Monday, February 22, 2010

lock down

I highly doubt that anyone actually reads my blog, and I'm okay with that. However, because I am applying to teach internationally I have to make my blog private. I don't want people putting my name in google and comin up with this blog. Really, I dont think there is anything inappropriate or scandalous but I'd rather be safe than sorry. So if anyone is lurking out there and reads it and wants to keep reading it then just send me a message and Ill add u to the list. I totally lurk on tons of other blogs mostly of people i don't even know, so really I'll be flattered more than anything.

Monday, February 15, 2010

I LOVE....

I probably should have done this yesterday since it was Valentine's day and that would make more sense, however, my time machine is broken so today will have to be the lucky day. Here are some things I love in no particular order:

my family
my friends
God
Jesus
Spain
Spanish
my students
my car
my ipod
spanish
Wii
hummus
yoga
peanut butter
books
reading
blogging
travelling
sunflowers
my bed
wine
sushi
learning
school


There's probably alot more stuff I love but that's it for now.

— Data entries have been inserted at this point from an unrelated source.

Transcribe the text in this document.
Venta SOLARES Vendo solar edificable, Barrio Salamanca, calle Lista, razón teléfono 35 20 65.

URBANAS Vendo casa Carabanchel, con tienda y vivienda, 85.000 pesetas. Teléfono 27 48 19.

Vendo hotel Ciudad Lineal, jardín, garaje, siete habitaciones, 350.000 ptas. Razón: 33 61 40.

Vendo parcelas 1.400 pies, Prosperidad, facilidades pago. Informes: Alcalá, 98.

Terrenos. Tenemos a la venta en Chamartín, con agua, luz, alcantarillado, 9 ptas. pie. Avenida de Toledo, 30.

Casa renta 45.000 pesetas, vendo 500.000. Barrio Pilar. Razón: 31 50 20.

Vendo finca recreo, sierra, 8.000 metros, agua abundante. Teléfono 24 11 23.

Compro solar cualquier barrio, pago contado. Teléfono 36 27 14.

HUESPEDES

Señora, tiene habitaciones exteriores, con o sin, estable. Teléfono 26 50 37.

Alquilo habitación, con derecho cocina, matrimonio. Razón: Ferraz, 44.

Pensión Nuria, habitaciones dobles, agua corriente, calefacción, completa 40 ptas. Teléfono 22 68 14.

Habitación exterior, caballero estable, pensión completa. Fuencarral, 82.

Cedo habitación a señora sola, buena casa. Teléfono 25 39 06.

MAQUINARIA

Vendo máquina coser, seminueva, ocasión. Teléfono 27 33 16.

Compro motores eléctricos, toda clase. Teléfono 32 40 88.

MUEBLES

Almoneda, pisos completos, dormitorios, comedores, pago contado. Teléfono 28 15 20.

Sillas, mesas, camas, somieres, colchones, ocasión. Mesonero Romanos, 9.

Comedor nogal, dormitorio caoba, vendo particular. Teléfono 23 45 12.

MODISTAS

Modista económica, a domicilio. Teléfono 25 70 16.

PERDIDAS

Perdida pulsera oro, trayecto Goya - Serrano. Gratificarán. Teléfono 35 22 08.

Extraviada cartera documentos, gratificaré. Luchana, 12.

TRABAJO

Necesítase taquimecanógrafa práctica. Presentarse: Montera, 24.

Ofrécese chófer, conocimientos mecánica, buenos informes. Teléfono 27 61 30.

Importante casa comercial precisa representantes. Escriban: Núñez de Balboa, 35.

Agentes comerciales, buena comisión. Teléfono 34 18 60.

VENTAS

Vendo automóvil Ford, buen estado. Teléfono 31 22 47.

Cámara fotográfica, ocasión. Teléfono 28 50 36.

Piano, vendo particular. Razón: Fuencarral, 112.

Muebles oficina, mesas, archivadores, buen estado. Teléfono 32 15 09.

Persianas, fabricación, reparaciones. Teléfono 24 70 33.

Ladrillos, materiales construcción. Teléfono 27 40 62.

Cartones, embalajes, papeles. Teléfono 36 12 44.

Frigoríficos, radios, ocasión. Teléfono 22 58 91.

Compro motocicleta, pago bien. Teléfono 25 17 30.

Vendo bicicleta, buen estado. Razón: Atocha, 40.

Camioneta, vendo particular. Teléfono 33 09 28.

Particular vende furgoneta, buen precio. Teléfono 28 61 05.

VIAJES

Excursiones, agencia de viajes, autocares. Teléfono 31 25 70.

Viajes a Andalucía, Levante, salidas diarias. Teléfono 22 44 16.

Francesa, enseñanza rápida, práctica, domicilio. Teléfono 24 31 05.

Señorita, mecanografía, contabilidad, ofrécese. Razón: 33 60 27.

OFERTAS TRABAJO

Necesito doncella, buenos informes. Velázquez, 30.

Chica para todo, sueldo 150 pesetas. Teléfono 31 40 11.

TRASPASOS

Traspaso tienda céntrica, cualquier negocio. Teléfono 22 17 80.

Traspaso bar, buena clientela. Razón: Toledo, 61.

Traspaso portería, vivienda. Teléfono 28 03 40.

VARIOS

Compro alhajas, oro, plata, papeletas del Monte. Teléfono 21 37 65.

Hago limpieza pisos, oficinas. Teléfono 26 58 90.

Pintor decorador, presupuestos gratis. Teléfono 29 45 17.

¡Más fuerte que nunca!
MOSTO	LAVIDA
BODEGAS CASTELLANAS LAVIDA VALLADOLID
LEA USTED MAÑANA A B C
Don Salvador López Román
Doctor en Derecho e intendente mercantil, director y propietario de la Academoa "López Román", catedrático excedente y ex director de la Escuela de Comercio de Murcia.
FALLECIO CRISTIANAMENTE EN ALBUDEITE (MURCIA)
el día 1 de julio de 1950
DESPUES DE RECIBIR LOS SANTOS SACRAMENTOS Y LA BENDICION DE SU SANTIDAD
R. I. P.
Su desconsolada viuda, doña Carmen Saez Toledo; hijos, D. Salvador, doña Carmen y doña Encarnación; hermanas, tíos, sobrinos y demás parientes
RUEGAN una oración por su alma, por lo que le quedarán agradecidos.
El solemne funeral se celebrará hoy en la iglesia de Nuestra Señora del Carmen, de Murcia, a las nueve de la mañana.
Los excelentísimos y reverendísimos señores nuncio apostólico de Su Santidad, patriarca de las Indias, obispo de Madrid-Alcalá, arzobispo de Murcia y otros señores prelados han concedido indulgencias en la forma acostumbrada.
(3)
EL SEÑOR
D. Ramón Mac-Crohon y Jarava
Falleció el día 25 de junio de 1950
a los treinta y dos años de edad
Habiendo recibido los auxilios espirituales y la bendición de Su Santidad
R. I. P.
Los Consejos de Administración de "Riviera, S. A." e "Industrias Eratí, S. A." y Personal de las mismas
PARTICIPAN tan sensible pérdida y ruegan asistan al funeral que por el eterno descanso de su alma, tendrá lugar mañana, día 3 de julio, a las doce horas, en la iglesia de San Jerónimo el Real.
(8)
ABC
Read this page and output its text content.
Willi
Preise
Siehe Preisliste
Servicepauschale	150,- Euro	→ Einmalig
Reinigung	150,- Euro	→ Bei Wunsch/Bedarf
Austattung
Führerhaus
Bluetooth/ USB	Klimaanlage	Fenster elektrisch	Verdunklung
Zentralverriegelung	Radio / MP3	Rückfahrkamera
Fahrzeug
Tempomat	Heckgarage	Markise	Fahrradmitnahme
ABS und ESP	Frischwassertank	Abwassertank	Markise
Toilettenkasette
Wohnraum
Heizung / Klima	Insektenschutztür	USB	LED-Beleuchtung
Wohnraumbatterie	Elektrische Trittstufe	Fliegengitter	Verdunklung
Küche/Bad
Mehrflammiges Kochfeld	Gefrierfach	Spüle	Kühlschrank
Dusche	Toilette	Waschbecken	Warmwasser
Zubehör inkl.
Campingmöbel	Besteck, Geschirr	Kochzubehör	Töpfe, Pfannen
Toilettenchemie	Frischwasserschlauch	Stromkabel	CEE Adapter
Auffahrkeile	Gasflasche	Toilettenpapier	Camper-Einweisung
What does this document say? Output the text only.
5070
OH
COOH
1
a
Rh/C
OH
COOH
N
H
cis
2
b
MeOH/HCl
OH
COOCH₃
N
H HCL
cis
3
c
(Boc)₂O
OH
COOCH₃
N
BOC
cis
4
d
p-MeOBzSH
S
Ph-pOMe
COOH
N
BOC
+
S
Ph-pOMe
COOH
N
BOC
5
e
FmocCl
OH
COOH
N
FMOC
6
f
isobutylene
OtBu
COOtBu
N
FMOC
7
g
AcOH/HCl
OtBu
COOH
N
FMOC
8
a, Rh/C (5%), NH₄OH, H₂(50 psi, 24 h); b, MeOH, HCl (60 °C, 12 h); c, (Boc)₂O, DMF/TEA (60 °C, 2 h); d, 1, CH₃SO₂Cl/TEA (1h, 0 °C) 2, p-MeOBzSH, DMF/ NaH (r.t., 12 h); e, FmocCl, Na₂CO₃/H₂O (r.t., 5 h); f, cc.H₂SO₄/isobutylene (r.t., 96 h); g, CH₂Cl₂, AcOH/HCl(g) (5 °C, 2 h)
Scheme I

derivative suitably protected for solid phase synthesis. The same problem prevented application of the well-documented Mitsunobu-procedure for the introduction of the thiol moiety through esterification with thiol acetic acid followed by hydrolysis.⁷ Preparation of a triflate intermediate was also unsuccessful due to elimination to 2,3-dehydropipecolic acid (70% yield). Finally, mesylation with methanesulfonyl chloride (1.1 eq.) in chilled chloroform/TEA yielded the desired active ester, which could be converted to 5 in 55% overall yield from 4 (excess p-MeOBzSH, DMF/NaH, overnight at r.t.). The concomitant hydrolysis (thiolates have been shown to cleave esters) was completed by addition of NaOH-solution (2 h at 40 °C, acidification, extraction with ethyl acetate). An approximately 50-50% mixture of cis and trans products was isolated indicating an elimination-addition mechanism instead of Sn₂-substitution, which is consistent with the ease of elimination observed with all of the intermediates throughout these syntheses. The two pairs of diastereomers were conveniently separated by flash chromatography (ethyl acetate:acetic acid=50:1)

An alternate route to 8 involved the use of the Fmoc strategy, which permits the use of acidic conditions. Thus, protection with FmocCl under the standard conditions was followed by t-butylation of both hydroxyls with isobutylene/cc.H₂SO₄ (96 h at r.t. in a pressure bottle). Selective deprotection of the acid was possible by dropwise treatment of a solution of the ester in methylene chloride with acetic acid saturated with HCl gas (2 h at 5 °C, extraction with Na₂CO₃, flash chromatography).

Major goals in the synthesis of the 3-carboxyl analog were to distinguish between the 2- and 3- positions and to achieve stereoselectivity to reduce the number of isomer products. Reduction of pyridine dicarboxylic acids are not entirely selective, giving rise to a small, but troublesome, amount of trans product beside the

Saturday, February 6, 2010

Oh Valentine's Day!


Valentine's Day is fast approaching and it stinks. I know that I'm supposed to be all positive and not be a negative Nelly about it but really it's super annoying to be reminded every year that I'm alone. I know this isn't the worst thing possible in life that could possibly happen but after a while you get a little tired of it. I know I'm single, I know I have absolutely zero love interests right now, I don't need the giant flower and crazy balloon maze that I have to walk through at the grocery store to remind me. I think the thing that worries me the most is that what if this is as good as it gets? I like my life, it's not a bad life but I dont want to spend the rest of my life hugging my pillow in my sleep. That's just a lil sad. I'm sure some people will say oh don't worry you're only 28 and while that is true a small part of me can't help but worry that 28 will turn into 38 and then 48 then 58 then 68 and then 78 and then 88 and Ill be chilling in the retirement home with nobody next to me and no visits from kids and grandkids. That is the part that scares me the most. I also relize that I can have kids without a husband but really I don't want to choose to be a single mom. I know lots of single moms and they are amazing people but I want to be able to share all those things with someone else. I just want someone to hold my hand, that's all. The End.